NC3{s1mp3l_RS4_3r_1ng3n_s4g}

Reflections and Learnings

Working on Rudolf’s Simple Algorithm challenge presented an excellent opportunity to dive deep into the fundamentals of RSA encryption, especially the importance of keeping certain elements confidential! The challenge highlighted how revealing even a single prime number used in RSA can completely compromise the security of the encrypted data.

One key takeaway from this challenge was the practical implications of RSA’s theoretical security model. RSA’s robustness hinges on the difficulty of factoring large numbers into their prime components. However, this challenge served as a reminder that even the most secure systems can be vulnerable if not all components are treated with the same level of confidentiality. In this case, Rudolf’s mistake of revealing one of the prime numbers, q, turned the theoretically unbreakable RSA encryption into a simple puzzle.

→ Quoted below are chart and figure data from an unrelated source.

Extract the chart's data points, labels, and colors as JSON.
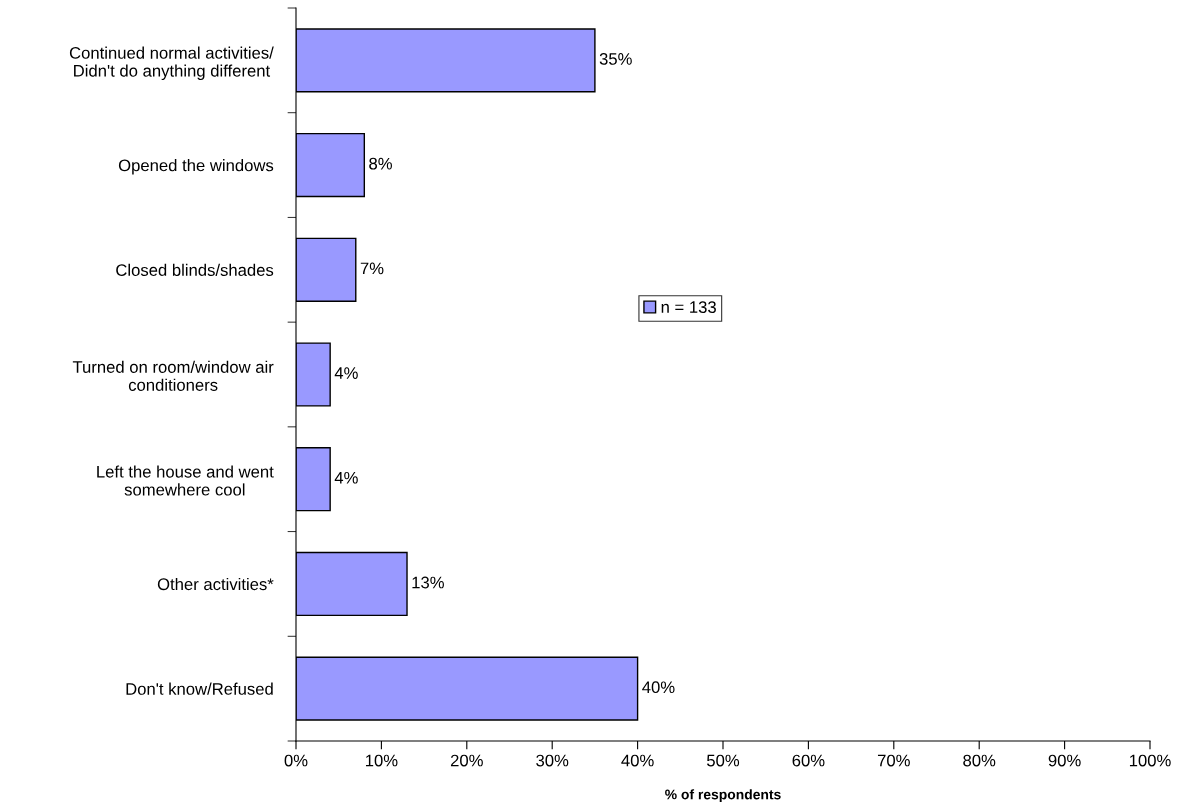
{
  "chart_data": {
    "type": "bar",
    "orientation": "horizontal",
    "categories": [
      "Continued normal activities/\nDidn't do anything different",
      "Opened the windows",
      "Closed blinds/shades",
      "Turned on room/window air\nconditioners",
      "Left the house and went\nsomewhere cool",
      "Other activities*",
      "Don't know/Refused"
    ],
    "series": [
      {
        "name": "n = 133",
        "color": "#9999ff",
        "values": [
          35,
          8,
          7,
          4,
          4,
          13,
          40
        ]
      }
    ],
    "xlabel": "% of respondents",
    "xlim": [
      0,
      100
    ],
    "xticks": [
      {
        "value": 0,
        "label": "0%"
      },
      {
        "value": 10,
        "label": "10%"
      },
      {
        "value": 20,
        "label": "20%"
      },
      {
        "value": 30,
        "label": "30%"
      },
      {
        "value": 40,
        "label": "40%"
      },
      {
        "value": 50,
        "label": "50%"
      },
      {
        "value": 60,
        "label": "60%"
      },
      {
        "value": 70,
        "label": "70%"
      },
      {
        "value": 80,
        "label": "80%"
      },
      {
        "value": 90,
        "label": "90%"
      },
      {
        "value": 100,
        "label": "100%"
      }
    ],
    "value_labels": [
      "35%",
      "8%",
      "7%",
      "4%",
      "4%",
      "13%",
      "40%"
    ],
    "legend": "center",
    "grid": false
  }
}
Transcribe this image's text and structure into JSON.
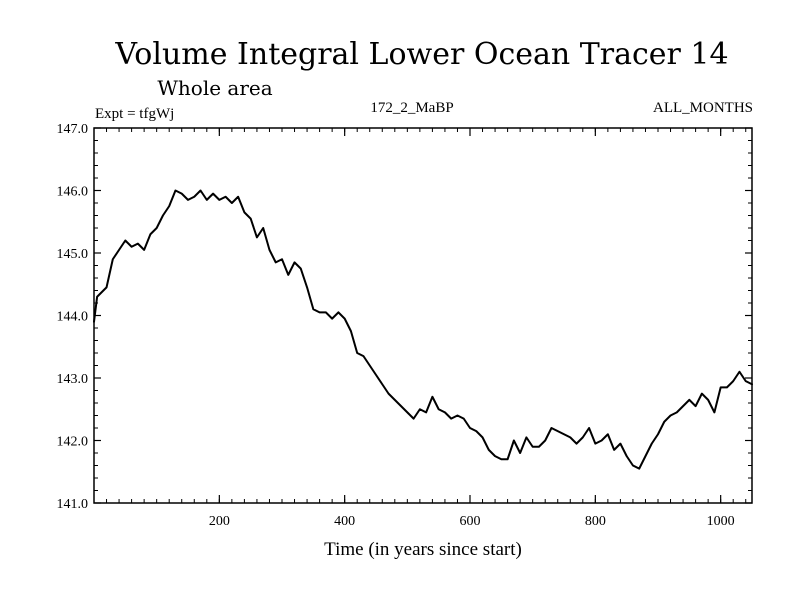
{
  "chart_data": {
    "type": "line",
    "title": "Volume Integral Lower Ocean Tracer 14",
    "subtitle": "Whole area",
    "info_left": "Expt = tfgWj",
    "info_center": "172_2_MaBP",
    "info_right": "ALL_MONTHS",
    "xlabel": "Time (in years since start)",
    "ylabel": "",
    "xlim": [
      0,
      1050
    ],
    "ylim": [
      141.0,
      147.0
    ],
    "x_ticks": [
      200,
      400,
      600,
      800,
      1000
    ],
    "x_tick_labels": [
      "200",
      "400",
      "600",
      "800",
      "1000"
    ],
    "y_ticks": [
      141.0,
      142.0,
      143.0,
      144.0,
      145.0,
      146.0,
      147.0
    ],
    "y_tick_labels": [
      "141.0",
      "142.0",
      "143.0",
      "144.0",
      "145.0",
      "146.0",
      "147.0"
    ],
    "series": [
      {
        "name": "Tracer 14",
        "color": "#000000",
        "x": [
          0,
          5,
          10,
          20,
          30,
          40,
          50,
          60,
          70,
          80,
          90,
          100,
          110,
          120,
          130,
          140,
          150,
          160,
          170,
          180,
          190,
          200,
          210,
          220,
          230,
          240,
          250,
          260,
          270,
          280,
          290,
          300,
          310,
          320,
          330,
          340,
          350,
          360,
          370,
          380,
          390,
          400,
          410,
          420,
          430,
          440,
          450,
          460,
          470,
          480,
          490,
          500,
          510,
          520,
          530,
          540,
          550,
          560,
          570,
          580,
          590,
          600,
          610,
          620,
          630,
          640,
          650,
          660,
          670,
          680,
          690,
          700,
          710,
          720,
          730,
          740,
          750,
          760,
          770,
          780,
          790,
          800,
          810,
          820,
          830,
          840,
          850,
          860,
          870,
          880,
          890,
          900,
          910,
          920,
          930,
          940,
          950,
          960,
          970,
          980,
          990,
          1000,
          1010,
          1020,
          1030,
          1040,
          1050
        ],
        "values": [
          143.9,
          144.3,
          144.35,
          144.45,
          144.9,
          145.05,
          145.2,
          145.1,
          145.15,
          145.05,
          145.3,
          145.4,
          145.6,
          145.75,
          146.0,
          145.95,
          145.85,
          145.9,
          146.0,
          145.85,
          145.95,
          145.85,
          145.9,
          145.8,
          145.9,
          145.65,
          145.55,
          145.25,
          145.4,
          145.05,
          144.85,
          144.9,
          144.65,
          144.85,
          144.75,
          144.45,
          144.1,
          144.05,
          144.05,
          143.95,
          144.05,
          143.95,
          143.75,
          143.4,
          143.35,
          143.2,
          143.05,
          142.9,
          142.75,
          142.65,
          142.55,
          142.45,
          142.35,
          142.5,
          142.45,
          142.7,
          142.5,
          142.45,
          142.35,
          142.4,
          142.35,
          142.2,
          142.15,
          142.05,
          141.85,
          141.75,
          141.7,
          141.7,
          142.0,
          141.8,
          142.05,
          141.9,
          141.9,
          142.0,
          142.2,
          142.15,
          142.1,
          142.05,
          141.95,
          142.05,
          142.2,
          141.95,
          142.0,
          142.1,
          141.85,
          141.95,
          141.75,
          141.6,
          141.55,
          141.75,
          141.95,
          142.1,
          142.3,
          142.4,
          142.45,
          142.55,
          142.65,
          142.55,
          142.75,
          142.65,
          142.45,
          142.85,
          142.85,
          142.95,
          143.1,
          142.95,
          142.9
        ]
      }
    ]
  }
}
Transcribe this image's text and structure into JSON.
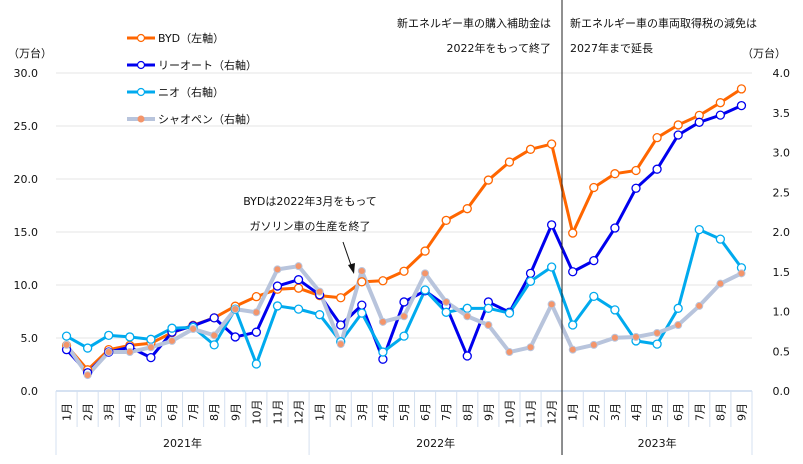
{
  "chart_data": {
    "type": "line",
    "left_unit": "（万台）",
    "right_unit": "（万台）",
    "left_ticks": [
      "0.0",
      "5.0",
      "10.0",
      "15.0",
      "20.0",
      "25.0",
      "30.0"
    ],
    "right_ticks": [
      "0.0",
      "0.5",
      "1.0",
      "1.5",
      "2.0",
      "2.5",
      "3.0",
      "3.5",
      "4.0"
    ],
    "left_ylim": [
      0,
      30
    ],
    "right_ylim": [
      0,
      4
    ],
    "months": [
      "1月",
      "2月",
      "3月",
      "4月",
      "5月",
      "6月",
      "7月",
      "8月",
      "9月",
      "10月",
      "11月",
      "12月",
      "1月",
      "2月",
      "3月",
      "4月",
      "5月",
      "6月",
      "7月",
      "8月",
      "9月",
      "10月",
      "11月",
      "12月",
      "1月",
      "2月",
      "3月",
      "4月",
      "5月",
      "6月",
      "7月",
      "8月",
      "9月"
    ],
    "years": [
      "2021年",
      "2022年",
      "2023年"
    ],
    "series": [
      {
        "name": "BYD（左軸）",
        "axis": "left",
        "color": "#ff6600",
        "marker": "hollow",
        "values": [
          4.3,
          2.0,
          3.9,
          4.3,
          4.5,
          5.5,
          6.2,
          6.9,
          8.0,
          8.9,
          9.6,
          9.7,
          9.0,
          8.8,
          10.3,
          10.4,
          11.3,
          13.2,
          16.1,
          17.2,
          19.9,
          21.6,
          22.8,
          23.3,
          14.9,
          19.2,
          20.5,
          20.8,
          23.9,
          25.1,
          26.0,
          27.2,
          28.5
        ]
      },
      {
        "name": "リーオート（右軸）",
        "axis": "right",
        "color": "#0000ee",
        "marker": "hollow",
        "values": [
          0.52,
          0.23,
          0.49,
          0.55,
          0.42,
          0.74,
          0.82,
          0.92,
          0.68,
          0.74,
          1.32,
          1.4,
          1.21,
          0.83,
          1.08,
          0.4,
          1.12,
          1.26,
          1.07,
          0.44,
          1.12,
          0.99,
          1.48,
          2.09,
          1.5,
          1.64,
          2.05,
          2.55,
          2.79,
          3.22,
          3.38,
          3.47,
          3.59
        ]
      },
      {
        "name": "ニオ（右軸）",
        "axis": "right",
        "color": "#00aaee",
        "marker": "hollow",
        "values": [
          0.69,
          0.54,
          0.7,
          0.68,
          0.65,
          0.79,
          0.8,
          0.58,
          1.03,
          0.34,
          1.07,
          1.03,
          0.96,
          0.62,
          0.98,
          0.49,
          0.69,
          1.27,
          0.99,
          1.04,
          1.04,
          0.98,
          1.38,
          1.56,
          0.83,
          1.19,
          1.02,
          0.63,
          0.59,
          1.04,
          2.03,
          1.91,
          1.55
        ]
      },
      {
        "name": "シャオペン（右軸）",
        "axis": "right",
        "color": "#b8c4dc",
        "marker": "filled",
        "marker_color": "#f4956a",
        "values": [
          0.58,
          0.2,
          0.49,
          0.49,
          0.55,
          0.63,
          0.78,
          0.7,
          1.03,
          0.99,
          1.53,
          1.57,
          1.25,
          0.59,
          1.51,
          0.87,
          0.94,
          1.48,
          1.12,
          0.94,
          0.83,
          0.49,
          0.55,
          1.09,
          0.52,
          0.58,
          0.67,
          0.68,
          0.73,
          0.83,
          1.07,
          1.35,
          1.48
        ]
      }
    ],
    "annotations": {
      "subsidy_line1": "新エネルギー車の購入補助金は",
      "subsidy_line2": "2022年をもって終了",
      "tax_line1": "新エネルギー車の車両取得税の減免は",
      "tax_line2": "2027年まで延長",
      "byd_line1": "BYDは2022年3月をもって",
      "byd_line2": "ガソリン車の生産を終了"
    },
    "legend_placement": "top-left"
  }
}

Solving this challenge reinforced the understanding of the RSA algorithm, particularly how the private key is derived and used for decryption. It was fascinating to see how quickly and efficiently the flag could be decrypted once p was calculated using the given q and n. This process of calculating the private exponent d from e and phi(n) was a practical demonstration of the mathematical principles underlying RSA!